From 2008 to 2012, adults reporting two or more races had the highest estimates of mental health services use within the past year, according to a report from the Substance Abuse and Mental Health Services Administration.

“In 2001, the U.S. Surgeon General released a seminal report … that documented substantial differences in mental health service utilization between non-Hispanic white adults and other racial/ethnic groups,” researchers from the Substance Abuse and Mental Health Services Administration wrote. “Many of the racial/ethnic differences in mental health service utilization resulted from structural barriers, such as lack of transportation, low availability of care providers, cost and insurance barriers.”

Since then, significant policy changes have occurred that may influence insurance coverage for mental health care and access to care.

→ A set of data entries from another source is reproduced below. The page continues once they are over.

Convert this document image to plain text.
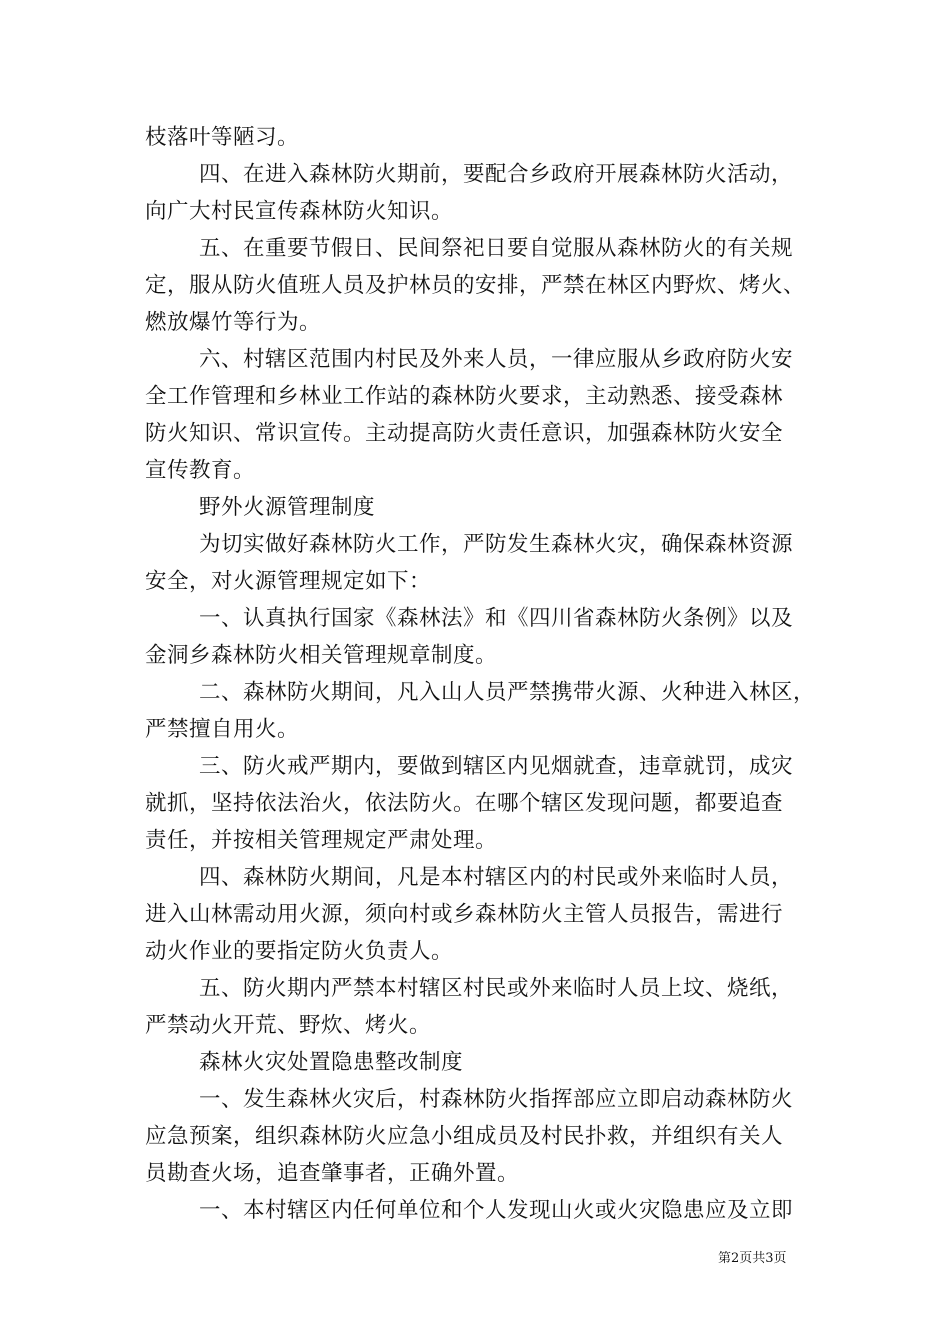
枝落叶等陋习。
四、在进入森林防火期前，要配合乡政府开展森林防火活动，
向广大村民宣传森林防火知识。
五、在重要节假日、民间祭祀日要自觉服从森林防火的有关规
定，服从防火值班人员及护林员的安排，严禁在林区内野炊、烤火、
燃放爆竹等行为。
六、村辖区范围内村民及外来人员，一律应服从乡政府防火安
全工作管理和乡林业工作站的森林防火要求，主动熟悉、接受森林
防火知识、常识宣传。主动提高防火责任意识，加强森林防火安全
宣传教育。
野外火源管理制度
为切实做好森林防火工作，严防发生森林火灾，确保森林资源
安全，对火源管理规定如下：
一、认真执行国家《森林法》和《四川省森林防火条例》以及
金洞乡森林防火相关管理规章制度。
二、森林防火期间，凡入山人员严禁携带火源、火种进入林区，
严禁擅自用火。
三、防火戒严期内，要做到辖区内见烟就查，违章就罚，成灾
就抓，坚持依法治火，依法防火。在哪个辖区发现问题，都要追查
责任，并按相关管理规定严肃处理。
四、森林防火期间，凡是本村辖区内的村民或外来临时人员，
进入山林需动用火源，须向村或乡森林防火主管人员报告，需进行
动火作业的要指定防火负责人。
五、防火期内严禁本村辖区村民或外来临时人员上坟、烧纸，
严禁动火开荒、野炊、烤火。
森林火灾处置隐患整改制度
一、发生森林火灾后，村森林防火指挥部应立即启动森林防火
应急预案，组织森林防火应急小组成员及村民扑救，并组织有关人
员勘查火场，追查肇事者，正确外置。
一、本村辖区内任何单位和个人发现山火或火灾隐患应及立即
第2页共3页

Researchers assessed 2008 to 2012 data from the National Survey on Drug Use and Health to provide more recent, nationally representative estimates of mental health service utilization among adults across different racial/ethnic groups in the United States.

Analysis indicated that adults reporting two or more races utilized mental health resources the most within the past year (17.1%), followed by white (16.6%), American Indian or Alaska Native (15.6%), black (8.6%), Hispanic (7.3%) and Asian (4.9%) adults.

Pamela Collins, MD, MPH

Pamela Collins

White adults had the highest estimates of prescription psychiatric medication use within the past year at 14.4%, followed by multiracial (14.1%), American Indian or Alaska Native (13.6%), black (6.5%), Hispanic (5.7%) and Asian (3.1%) adults.

Multiracial adults utilized outpatient mental health services the most within the past year (8.8%), followed by white (7.8%), American Indian or Alaska Native (7.7%), black (4.7%), Hispanic (3.8%) and Asian (2.5%) adults.

Racial/ethnic differences in annual estimates of mental health service utilization were similar among all adults, those with any mental illness and those with serious mental illness.

As mental illness severity increased, utilization of mental health services increased across all racial/ethnic groups.

Overall, the most common reason for not using mental health services was cost or lack of insurance coverage. The belief that services would not help was the least common reason reported.

Among adults with mental illness, white adults were the most likely to cite cost or insurance and the belief that mental health services would not help as reasons for not using mental health services vs. other racial/ethnic groups.

“This is a wonderful resource,” Pamela Collins, MD, MPH, director of the National Institute of Mental Health’s Office for Research on Disparities and Global Mental Health, said in a press release. “These findings will help us identify who is not getting the services they need and where the hurdles lie.” – by Amanda Oldt

Reference:

Substance Abuse and Mental Health Services Administration. Racial/Ethnic Differences in Mental Health Service Use among Adults. Available at: http://www.samhsa.gov/data. Accessed May 1, 2015.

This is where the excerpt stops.